Por si fuera poco, se destaca el creciente uso por los PDBs de fondos de capital privado mediante paraísos fiscales, con lo cual eluden la responsabilidad por las consecuencias negativas de sus inversiones, además de beneficiar a una pequeña élite financiera.

Para las organizaciones críticas a la cumbre de PDBs, dicha reunión es un espacio para las élites y representantes de las corporaciones para diseñar estrategias sobre cómo mantener circulando el flujo de dinero en un modelo alimentario y agrícola que conduce al trastorno climático, al aumento de la pobreza y al agravamiento de todas las formas de malnutrición.

“Muy pocos o ningún representante de las comunidades afectadas por las inversiones de los bancos de desarrollo, personas que están en la primera línea tratando de producir alimentos para sus comunidades, serán invitadas o escuchadas. Los PDBs no están interesados. Buscan financiar a los agronegocios, a los que producen materias primas para comercializar y a sistemas financieros para obtener ganancias más que producir alimentos para mejorar la nutrición”, denuncian.

Casos

Mujeres en resistencia contra la imposición de una megaplanta fotovoltaica, financiada por empresas y bancos noruegos en Choluteca, Honduras. Foto: Renata Bessi.

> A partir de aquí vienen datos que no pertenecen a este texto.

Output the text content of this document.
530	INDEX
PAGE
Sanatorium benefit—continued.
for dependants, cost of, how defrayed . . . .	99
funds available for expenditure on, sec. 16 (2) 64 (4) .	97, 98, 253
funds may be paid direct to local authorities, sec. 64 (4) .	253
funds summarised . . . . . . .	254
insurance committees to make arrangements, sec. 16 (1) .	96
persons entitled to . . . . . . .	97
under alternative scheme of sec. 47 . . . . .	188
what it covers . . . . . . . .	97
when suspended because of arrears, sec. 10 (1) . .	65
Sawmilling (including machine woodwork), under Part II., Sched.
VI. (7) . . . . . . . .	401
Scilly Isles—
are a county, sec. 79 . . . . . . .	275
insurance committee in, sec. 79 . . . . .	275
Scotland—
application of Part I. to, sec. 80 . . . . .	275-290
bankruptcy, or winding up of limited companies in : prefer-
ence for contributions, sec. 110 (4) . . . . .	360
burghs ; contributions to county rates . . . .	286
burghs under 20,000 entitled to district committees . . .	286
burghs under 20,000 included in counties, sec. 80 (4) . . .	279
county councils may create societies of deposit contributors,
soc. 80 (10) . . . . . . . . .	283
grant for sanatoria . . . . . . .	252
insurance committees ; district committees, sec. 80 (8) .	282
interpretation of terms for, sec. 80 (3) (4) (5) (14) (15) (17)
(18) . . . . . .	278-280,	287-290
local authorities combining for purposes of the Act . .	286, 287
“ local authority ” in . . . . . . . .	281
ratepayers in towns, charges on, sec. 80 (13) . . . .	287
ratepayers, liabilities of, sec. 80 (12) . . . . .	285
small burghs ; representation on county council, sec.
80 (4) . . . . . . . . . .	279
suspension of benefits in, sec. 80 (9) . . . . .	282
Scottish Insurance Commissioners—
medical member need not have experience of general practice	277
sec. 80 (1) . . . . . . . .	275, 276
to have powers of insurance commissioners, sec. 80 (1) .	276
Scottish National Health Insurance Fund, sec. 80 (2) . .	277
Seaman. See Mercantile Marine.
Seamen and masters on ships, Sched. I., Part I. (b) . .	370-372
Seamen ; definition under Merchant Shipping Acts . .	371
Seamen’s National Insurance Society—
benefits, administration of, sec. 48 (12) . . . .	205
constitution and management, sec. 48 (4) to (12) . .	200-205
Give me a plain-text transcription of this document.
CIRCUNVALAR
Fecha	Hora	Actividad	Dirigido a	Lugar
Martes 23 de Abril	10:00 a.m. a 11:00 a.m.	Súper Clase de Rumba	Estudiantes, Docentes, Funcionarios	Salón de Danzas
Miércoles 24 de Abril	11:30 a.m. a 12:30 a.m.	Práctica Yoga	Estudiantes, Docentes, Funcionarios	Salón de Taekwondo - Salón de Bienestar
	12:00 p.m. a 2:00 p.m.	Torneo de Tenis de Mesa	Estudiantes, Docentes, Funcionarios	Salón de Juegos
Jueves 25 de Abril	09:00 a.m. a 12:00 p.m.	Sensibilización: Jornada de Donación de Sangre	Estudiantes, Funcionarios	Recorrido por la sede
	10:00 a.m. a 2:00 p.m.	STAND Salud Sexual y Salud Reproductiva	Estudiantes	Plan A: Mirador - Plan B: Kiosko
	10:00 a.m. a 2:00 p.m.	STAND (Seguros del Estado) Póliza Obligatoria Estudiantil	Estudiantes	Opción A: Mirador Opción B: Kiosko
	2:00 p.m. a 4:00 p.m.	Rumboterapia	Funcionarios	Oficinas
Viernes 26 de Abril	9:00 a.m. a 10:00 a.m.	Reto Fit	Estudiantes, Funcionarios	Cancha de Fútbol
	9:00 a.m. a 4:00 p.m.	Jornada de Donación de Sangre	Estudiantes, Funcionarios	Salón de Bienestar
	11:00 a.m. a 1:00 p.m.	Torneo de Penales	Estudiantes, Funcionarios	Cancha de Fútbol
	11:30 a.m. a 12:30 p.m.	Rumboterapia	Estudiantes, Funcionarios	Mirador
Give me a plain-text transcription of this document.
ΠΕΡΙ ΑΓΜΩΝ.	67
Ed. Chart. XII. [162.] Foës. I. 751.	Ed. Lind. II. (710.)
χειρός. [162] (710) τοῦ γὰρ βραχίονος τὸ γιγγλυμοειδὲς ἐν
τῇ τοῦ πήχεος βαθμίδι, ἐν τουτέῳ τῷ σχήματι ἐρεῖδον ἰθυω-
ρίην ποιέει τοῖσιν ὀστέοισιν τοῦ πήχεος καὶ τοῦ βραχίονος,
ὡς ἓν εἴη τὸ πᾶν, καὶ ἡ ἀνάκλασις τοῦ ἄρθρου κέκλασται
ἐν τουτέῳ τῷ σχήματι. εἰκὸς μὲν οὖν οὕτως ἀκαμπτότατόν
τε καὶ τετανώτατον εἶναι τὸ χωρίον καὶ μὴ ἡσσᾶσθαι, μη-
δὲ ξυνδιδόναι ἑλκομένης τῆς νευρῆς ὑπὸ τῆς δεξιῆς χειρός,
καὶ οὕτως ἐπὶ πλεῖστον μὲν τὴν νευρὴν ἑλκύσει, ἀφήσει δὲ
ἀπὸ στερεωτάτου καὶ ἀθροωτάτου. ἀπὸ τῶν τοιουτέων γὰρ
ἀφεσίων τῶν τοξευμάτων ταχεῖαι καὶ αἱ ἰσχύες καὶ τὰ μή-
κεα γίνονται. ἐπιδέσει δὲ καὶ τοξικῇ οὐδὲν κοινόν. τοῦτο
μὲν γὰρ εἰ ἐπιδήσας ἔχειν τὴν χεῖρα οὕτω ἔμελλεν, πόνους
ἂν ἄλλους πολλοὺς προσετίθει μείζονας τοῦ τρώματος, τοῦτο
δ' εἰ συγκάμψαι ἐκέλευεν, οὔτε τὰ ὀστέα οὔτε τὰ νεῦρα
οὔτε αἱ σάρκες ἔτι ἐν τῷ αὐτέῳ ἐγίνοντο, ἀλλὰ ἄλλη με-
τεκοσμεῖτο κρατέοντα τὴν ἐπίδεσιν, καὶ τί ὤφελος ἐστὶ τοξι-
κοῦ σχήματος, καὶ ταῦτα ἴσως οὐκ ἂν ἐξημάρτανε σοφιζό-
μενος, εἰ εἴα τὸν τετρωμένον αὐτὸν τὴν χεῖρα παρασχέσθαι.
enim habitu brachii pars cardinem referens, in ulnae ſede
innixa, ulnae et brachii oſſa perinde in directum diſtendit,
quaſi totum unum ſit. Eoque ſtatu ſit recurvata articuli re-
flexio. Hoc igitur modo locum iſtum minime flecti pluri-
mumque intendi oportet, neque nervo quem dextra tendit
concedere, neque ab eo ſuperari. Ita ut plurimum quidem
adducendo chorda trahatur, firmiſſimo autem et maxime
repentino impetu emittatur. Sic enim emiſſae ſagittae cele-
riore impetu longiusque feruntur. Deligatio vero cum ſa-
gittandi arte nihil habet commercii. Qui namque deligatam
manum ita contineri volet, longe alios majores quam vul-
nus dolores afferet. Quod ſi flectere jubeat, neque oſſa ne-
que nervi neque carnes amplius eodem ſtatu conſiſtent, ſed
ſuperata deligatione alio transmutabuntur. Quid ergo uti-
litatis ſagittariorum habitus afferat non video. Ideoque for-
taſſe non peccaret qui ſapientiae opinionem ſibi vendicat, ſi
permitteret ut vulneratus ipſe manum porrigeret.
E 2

Como hemos documentado en Avispa Midia, existen múltiples casos de despojo, violencia y devastación ambiental, no limitados en el sector agroindustrial, donde los PDBs juegan un papel fundamental, algunos de los cuales enunciamos a continuación:

  • El caso del asesinato de Berta Cáceres, coordinadora del Consejo Cívico de Organizaciones Populares e Indígenas de Honduras (Copinh), quien participó en la resistencia contra el proyecto hidroeléctrico Agua Zarca. Este proyecto fue financiado por el Fondo Finlandés de Cooperación Industrial (Finnfund) y el Banco Holandés del Desarrollo (FMO), acusados por el Copinh por “negligencia y corresponsabilidad” en el asesinato de Cáceres, así como por su colusión en actos de corrupción y la ausencia de control de sus inversiones.
  • En Nicaragua, los mismos bancos europeos, FMO y Finnfund financiaron MLR Forestal, compañía que administra plantaciones de cacao y teca, controlada por intereses de la minería de oro, responsable del desplazamiento de comunidades afrodescendientes e indígenas, así como señalada por degradación ambiental.
  • La expansión de plantaciones industriales de palma aceitera en África, a cargo de SOCFIN,  antigua compañía colonial europea de agronegocios. Con sede en Luxemburgo, SOCFIN posee más de 90 mil hectáreas de cultivo de palma y junto con SIAT de Bélgica, controla un cuarto de todas las grandes plantaciones en el continente africano. Éstas empresas han recibido numerosos préstamos por parte de PDBs aún a pesar de estar involucradas en en acaparamientos de tierras, escándalos de corrupción y violaciones a los derechos humanos.
  • La imposición de una megaplanta fotovoltaica en Choluteca, Honduras, por parte de la empresa noruega Scatec Solar con financiamiento del banco de desarrollo Norfund del mismo país europeo. En 2016, comunidades organizadas levantaron un campamento permanente para evitar el ingreso de la maquinaria que devastaría varias hectáreas de árboles. La empresa respondió con la criminalización de once de los líderes comunitarios y para el año 2018, con apoyo del poder judicial hondureño, consiguió el desalojo del bloqueo comunitario.
  • El desplazamiento forzado de la comunidad de Laguna Larga, en el departamento del Petén, Guatemala, justificado con el discurso de la conservación de la naturaleza enarbolado bajo el proyecto Guatecarbon. Este esquema es financiado por un conglomerado de ONGs internacionales, empresas y entidades como la Agencia de los Estados Unidos para el Desarrollo Internacional (USAID, por sus siglas en inglés) y el Banco Interamericano de Desarrollo para comercializar permisos de contaminación generados mediante la conservación de 700 mil hectáreas en la Reserva de la Biósfera Maya, donde están asentadas comunidades consideradas “ilegales”, pese a habitar la región antes de la creación del área natural protegida.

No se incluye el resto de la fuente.